Here's a short answer:
- Yes, analyzer used during indexing must be the same as the one used
during query preparation (at least they must be compatible so that the
query contains terms that exactly equal to those that were eventually
stored in the index for your documents).
- There are a couple of queries (PrefixQuery, WildcardQuery) that can
search for terms partially matching those specified in the query. You
could search for all documents containing terms that begin with
specified string, for example.
- There is a "FuzzyQuery" which matches based on the "edit distance".

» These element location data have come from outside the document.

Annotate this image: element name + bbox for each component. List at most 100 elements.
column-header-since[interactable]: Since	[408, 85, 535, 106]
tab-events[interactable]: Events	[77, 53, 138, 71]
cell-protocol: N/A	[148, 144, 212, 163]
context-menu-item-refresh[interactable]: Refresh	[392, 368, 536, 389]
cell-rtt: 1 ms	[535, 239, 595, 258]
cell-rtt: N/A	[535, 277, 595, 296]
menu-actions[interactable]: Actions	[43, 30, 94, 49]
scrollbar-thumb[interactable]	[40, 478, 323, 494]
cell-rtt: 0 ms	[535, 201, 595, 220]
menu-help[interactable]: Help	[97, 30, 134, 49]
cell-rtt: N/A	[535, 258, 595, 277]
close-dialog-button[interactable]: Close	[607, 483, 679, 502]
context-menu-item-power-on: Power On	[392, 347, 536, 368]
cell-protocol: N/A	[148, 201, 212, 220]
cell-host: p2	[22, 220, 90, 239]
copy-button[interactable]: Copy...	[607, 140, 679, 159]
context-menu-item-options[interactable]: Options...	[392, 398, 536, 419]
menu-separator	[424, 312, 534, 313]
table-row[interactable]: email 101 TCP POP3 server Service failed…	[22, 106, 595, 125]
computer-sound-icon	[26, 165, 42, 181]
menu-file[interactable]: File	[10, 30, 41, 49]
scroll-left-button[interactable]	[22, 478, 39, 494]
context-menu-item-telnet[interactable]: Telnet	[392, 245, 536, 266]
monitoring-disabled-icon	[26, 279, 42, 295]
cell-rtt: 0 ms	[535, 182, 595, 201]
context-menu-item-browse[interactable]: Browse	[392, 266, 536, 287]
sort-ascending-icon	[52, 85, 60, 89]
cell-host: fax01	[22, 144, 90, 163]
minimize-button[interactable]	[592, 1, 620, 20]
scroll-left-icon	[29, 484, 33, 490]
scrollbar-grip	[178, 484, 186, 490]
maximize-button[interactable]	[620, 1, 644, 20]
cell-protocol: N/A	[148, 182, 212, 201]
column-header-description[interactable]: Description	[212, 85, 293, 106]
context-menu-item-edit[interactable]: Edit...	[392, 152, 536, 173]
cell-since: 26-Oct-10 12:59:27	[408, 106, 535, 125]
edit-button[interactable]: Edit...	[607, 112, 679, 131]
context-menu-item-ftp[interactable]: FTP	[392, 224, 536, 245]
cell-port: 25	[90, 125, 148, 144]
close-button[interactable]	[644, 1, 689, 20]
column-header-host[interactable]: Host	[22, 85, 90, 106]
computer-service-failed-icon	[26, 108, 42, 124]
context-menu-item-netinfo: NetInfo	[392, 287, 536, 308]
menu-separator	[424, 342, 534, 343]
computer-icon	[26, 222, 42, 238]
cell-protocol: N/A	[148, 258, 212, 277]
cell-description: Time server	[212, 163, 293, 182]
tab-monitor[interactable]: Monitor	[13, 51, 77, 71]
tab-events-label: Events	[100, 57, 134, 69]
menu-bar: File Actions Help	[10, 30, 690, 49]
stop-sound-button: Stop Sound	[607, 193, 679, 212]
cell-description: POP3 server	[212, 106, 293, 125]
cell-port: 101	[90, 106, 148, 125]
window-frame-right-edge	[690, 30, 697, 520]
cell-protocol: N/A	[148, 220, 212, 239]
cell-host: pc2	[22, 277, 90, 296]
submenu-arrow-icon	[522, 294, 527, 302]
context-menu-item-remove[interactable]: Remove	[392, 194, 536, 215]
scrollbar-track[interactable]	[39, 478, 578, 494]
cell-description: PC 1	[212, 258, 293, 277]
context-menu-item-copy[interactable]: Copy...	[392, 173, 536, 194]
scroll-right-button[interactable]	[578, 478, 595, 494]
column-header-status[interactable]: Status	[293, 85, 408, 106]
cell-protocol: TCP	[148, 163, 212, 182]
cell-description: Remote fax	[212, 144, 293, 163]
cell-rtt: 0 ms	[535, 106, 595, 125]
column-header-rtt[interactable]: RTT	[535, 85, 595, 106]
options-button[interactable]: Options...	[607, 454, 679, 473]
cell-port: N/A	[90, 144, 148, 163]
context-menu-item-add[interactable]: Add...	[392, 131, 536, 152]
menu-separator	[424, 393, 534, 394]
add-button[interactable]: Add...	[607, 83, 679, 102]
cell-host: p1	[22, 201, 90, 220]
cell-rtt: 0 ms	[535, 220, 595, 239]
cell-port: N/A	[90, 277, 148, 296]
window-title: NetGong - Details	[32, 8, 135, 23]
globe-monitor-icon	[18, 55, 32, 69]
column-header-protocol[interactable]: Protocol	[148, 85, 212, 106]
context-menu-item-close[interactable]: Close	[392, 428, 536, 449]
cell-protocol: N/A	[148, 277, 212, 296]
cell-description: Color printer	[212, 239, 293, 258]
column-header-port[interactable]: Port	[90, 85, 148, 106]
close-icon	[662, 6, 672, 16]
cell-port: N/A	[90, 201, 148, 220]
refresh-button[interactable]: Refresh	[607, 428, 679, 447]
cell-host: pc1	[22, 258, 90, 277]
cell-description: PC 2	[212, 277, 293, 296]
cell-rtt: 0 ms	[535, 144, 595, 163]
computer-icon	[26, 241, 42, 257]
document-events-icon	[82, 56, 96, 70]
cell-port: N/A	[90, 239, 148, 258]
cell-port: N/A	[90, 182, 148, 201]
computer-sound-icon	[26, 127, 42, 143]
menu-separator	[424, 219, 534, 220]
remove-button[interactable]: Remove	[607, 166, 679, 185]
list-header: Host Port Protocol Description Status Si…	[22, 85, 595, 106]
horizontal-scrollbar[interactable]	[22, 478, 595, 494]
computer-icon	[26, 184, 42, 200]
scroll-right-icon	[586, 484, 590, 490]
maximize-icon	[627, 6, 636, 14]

Edit distance between two strings is defined as the number of primitive
edit operations that must be performed on one string to make it into the
other (replace char, add char, delete char). This may be useful for what
you are trying to do.
- You could, perhaps, split all of the words in the source text (file
names in your case) into a stream of individual letters and index each
letter. Then you could split your query the same way and use a
PhraseQuery to search for sequences of letters in the source text that
match the sequence of letters in your query. You can also control the
tollerance of the match by changing the "slop" on the PhraseQuery. If
you go this route, which I had never tried before, you might find that
index sizes get quite large and searches take longer, but maybe this
will be just what you need and it may be fast enough anyway.
If you had not, check the FAQ for more information (linked from
http://www.lucene.com). Besides the FAQ, the next best resource is the
archive of this and lucene-user lists. (Most of the lists' history is
still on sourceforge I believe).
Good luck!
Dmitry.
|